SULLIVAN CO. Tenn. (WJHL) — Shianne Shelton’s fiance never pulled a trigger or committed physical violence against her, but with Shelton’s life lost to a fentanyl overdose, Jason Easter could spend up to 15 years of his life behind bars for allegedly providing her the drug that killed her.

“It was huge when they called and told me what the investigation was and what the charge was going to be because I had never dreamed of putting my daughter’s fiance’s name with second-degree murder,” Shianne’s father, James Shelton told News Channel 11.

Easter, who was arrested March 9 after a grand jury presentment, is also the father of Shianne Shelton’s 4-year-old son, David.

‘I pray for the drug dealers out here, that’s doing this because they have children also. They have mothers, they have fathers, and they’re going to be locked up but justice needs to be served and people need to be aware.’

Angela Canter, mother of overdose victim Isaiah Coleman

The potential double loss in little David’s life is the result of a Tennessee law permitting second-degree murder charges when an investigation can prove who provided a fatal overdose victim with fentanyl, or a drug containing it. The charges can be placed regardless of whether the person providing the drugs knew they contained fentanyl.

James Shelton with his late daughter, Shianne. (Courtesy James Shelton)

Proponents say the law may eventually help drive down the spiking numbers of fatal overdoses linked to the synthetic opioid that’s about 100 times stronger than morphine.

According to the Tennessee Bureau of Investigation (TBI), more than a dozen people have died this year from a drug overdose in Sullivan County, where Shianne Shelton lived. Last year, the county saw almost 60 overdose deaths.

The TBI’s High-Intensity drug trafficking area drug-related death task force has found that a third of those overdoses are caused by fentanyl.

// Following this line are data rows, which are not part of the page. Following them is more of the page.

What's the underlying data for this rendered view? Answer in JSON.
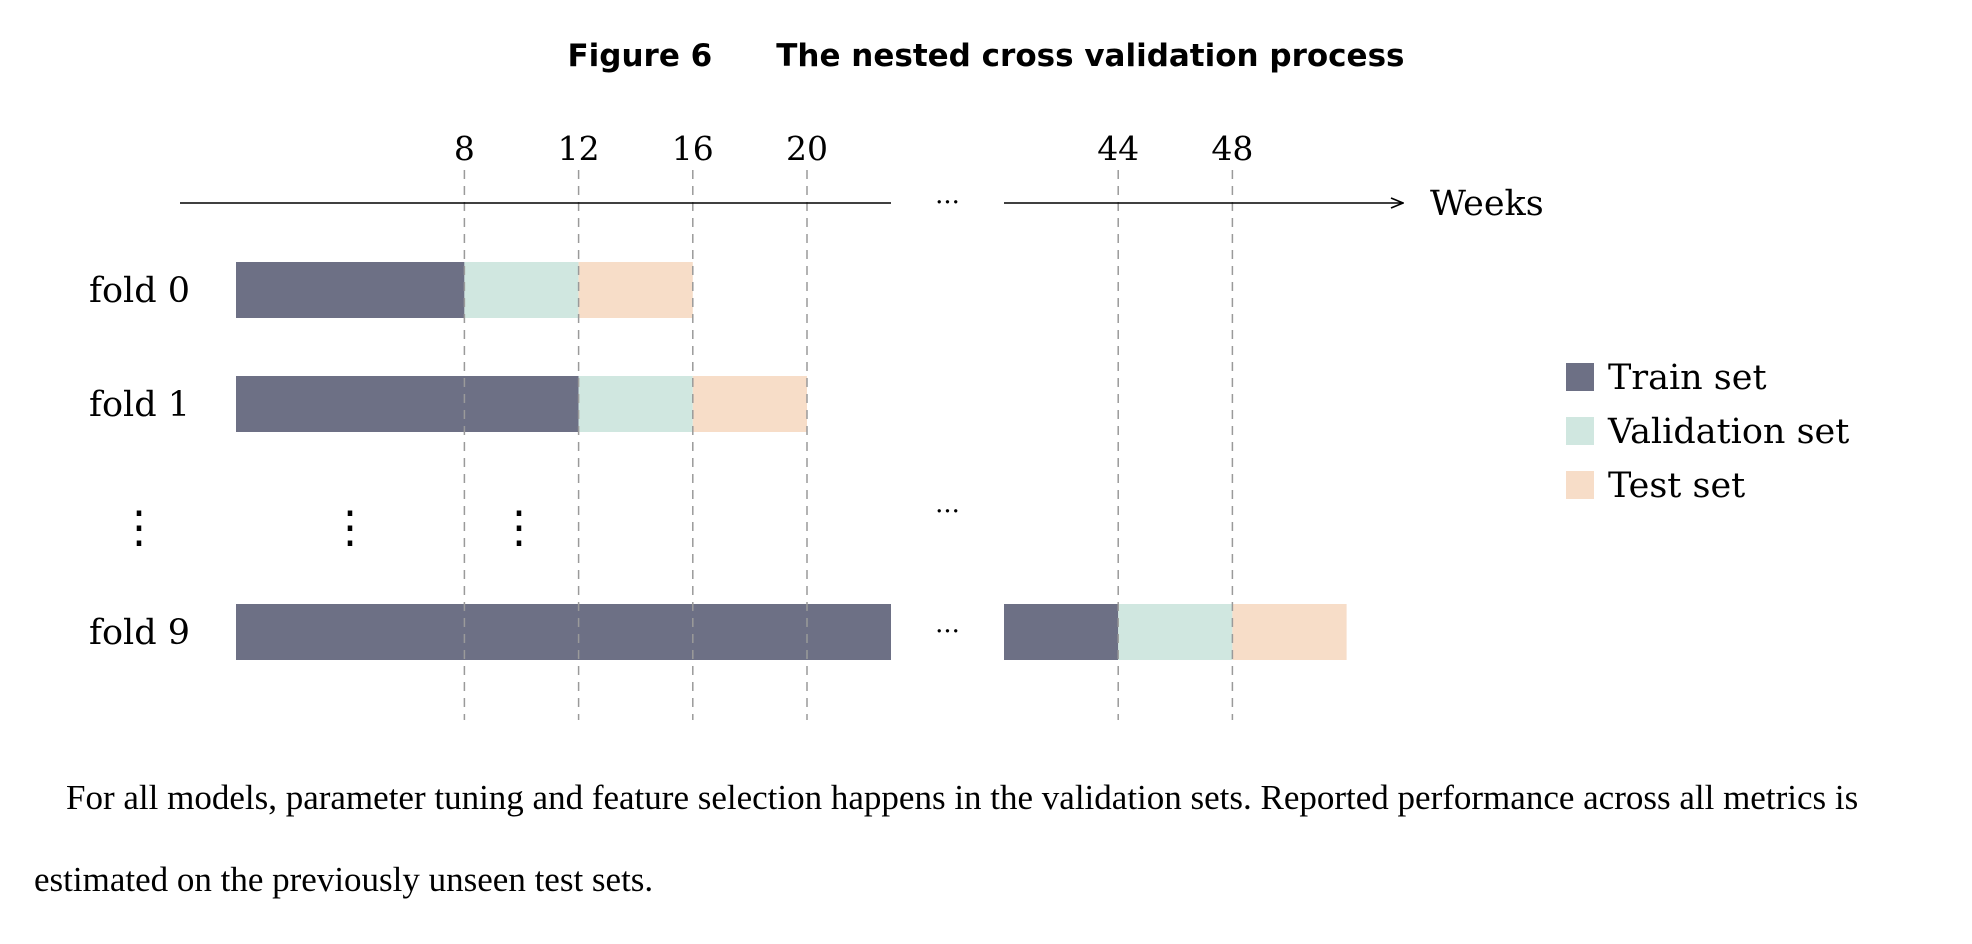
{
  "figure": {
    "number": "Figure 6",
    "title": "The nested cross validation process"
  },
  "axis": {
    "label": "Weeks",
    "break_ellipsis": "···",
    "ticks": [
      8,
      12,
      16,
      20,
      44,
      48
    ]
  },
  "folds": [
    {
      "label": "fold 0",
      "train": [
        0,
        8
      ],
      "validation": [
        8,
        12
      ],
      "test": [
        12,
        16
      ]
    },
    {
      "label": "fold 1",
      "train": [
        0,
        12
      ],
      "validation": [
        12,
        16
      ],
      "test": [
        16,
        20
      ]
    },
    {
      "label": "fold 9",
      "train": [
        0,
        44
      ],
      "validation": [
        44,
        48
      ],
      "test": [
        48,
        52
      ]
    }
  ],
  "ellipsis_row": {
    "vertical": "⋮",
    "horizontal": "···"
  },
  "legend": [
    {
      "key": "train",
      "label": "Train set",
      "color": "#6d7085"
    },
    {
      "key": "validation",
      "label": "Validation set",
      "color": "#d0e7e0"
    },
    {
      "key": "test",
      "label": "Test set",
      "color": "#f7ddc8"
    }
  ],
  "caption": "For all models, parameter tuning and feature selection happens in the validation sets. Reported performance across all metrics is estimated on the previously unseen test sets."
}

Law enforcement treats those deaths as homicides when they investigate with prosecutors building cases for second-degree murder charges because those numbers represent people.

“[Shianne] was a very sweet person. I don’t think she had an enemy in the world,” her father recalled James. “He was her world. She was a very caring mother.”

Shianne Shelton with her son David. (Courtesy James Shelton)

Both James Shelton and Shianne’s younger sister Savannah are now raising her son.

“He looks so much like her. Like, just look in his eyes. You just see her,” Savannah Shelton said of her nephew. “So that was super hard for a while.”

Shianne’s family wasn’t aware of her drug use, but they do know that she didn’t want to die.

“Whether they were partying or whether it’s a way that people deal with their everyday life, do whatever they have to do to numb their pain,” said James. “They didn’t intend to die.”

While Shianne and Isaiah’s family are thankful prosecutors are pushing for murder charges, the wheels of justice turning won’t turn back time.

“I don’t have my daughter. David doesn’t have his mother. Nothing’s going to bring that back,” James Shelton said. “It’s real. And it does kill, you know, destroy your life. Your family’s life.”

Fentanyl killed part of me

“Fentanyl didn’t just kill my son, it killed a part of me,” said Angela Canter, sitting on the porch of her home in Piney Flats where she found her 23-year-old son, Isaiah Coleman, dead from an overdose in September. “I thought he was safe. And when I got up to go to work, I came out here on the porch and that’s when I felt he was gone. His friend was barely hanging on to life.”

Coleman went out with friends for the evening to shoot pool and celebrate getting a raise at work.

“It doesn’t matter what color. It doesn’t matter what race, gender, how old you are, how young you are, if you’re a drug addict or if you’re just simply out here just having a good time, it can take your life in an instant,” Canter said.

Isaiah Coleman, right, with his mother Angela Canter and his sister. (Courtesy Angela Canter)

TBI later confirmed an overdose of fentanyl and cocaine claimed Isaiah’s life, devastating everyone who loved him, especially his 2-year-old son, Malachi.

“My son was an amazing soul. He had an old soul, loving… He would give the shirt off his back, he would save anyone. And if this interview will save another life, by all means, that’s the whole reason for doing this is to bring awareness of what’s happening,” Canter said.

“Isaiah was an amazing, loving father, son, brother, and grandson. Fentanyl doesn’t just take a life. It takes a part of everyone that loses a loved one.”

Isaiah Coleman with his son Malachi. (Courtesy Angela Canter)

The same day charges against Easter were announced, authorities charged Tyrique Shahmir Brown with second-degree murder and other charges in relation to Isaiah’s death, his friend’s non-fatal overdose, and a string of non-fatal overdoses in Johnson City the night before Isaiah died.

“I pray for the drug dealers out here, that’s doing this because they have children also. They have mothers, they have fathers, and they’re going to be locked up but justice needs to be served and people need to be aware,” Canter said.

Easter and Andrew Landon Jackson were charged with second-degree murder and one count of delivery of Schedule II in 24-year-old Shelton’s death last July.

Law enforcement and prosecutors say getting to the point of pressing charges takes time and can be daunting for these families that are already grieving.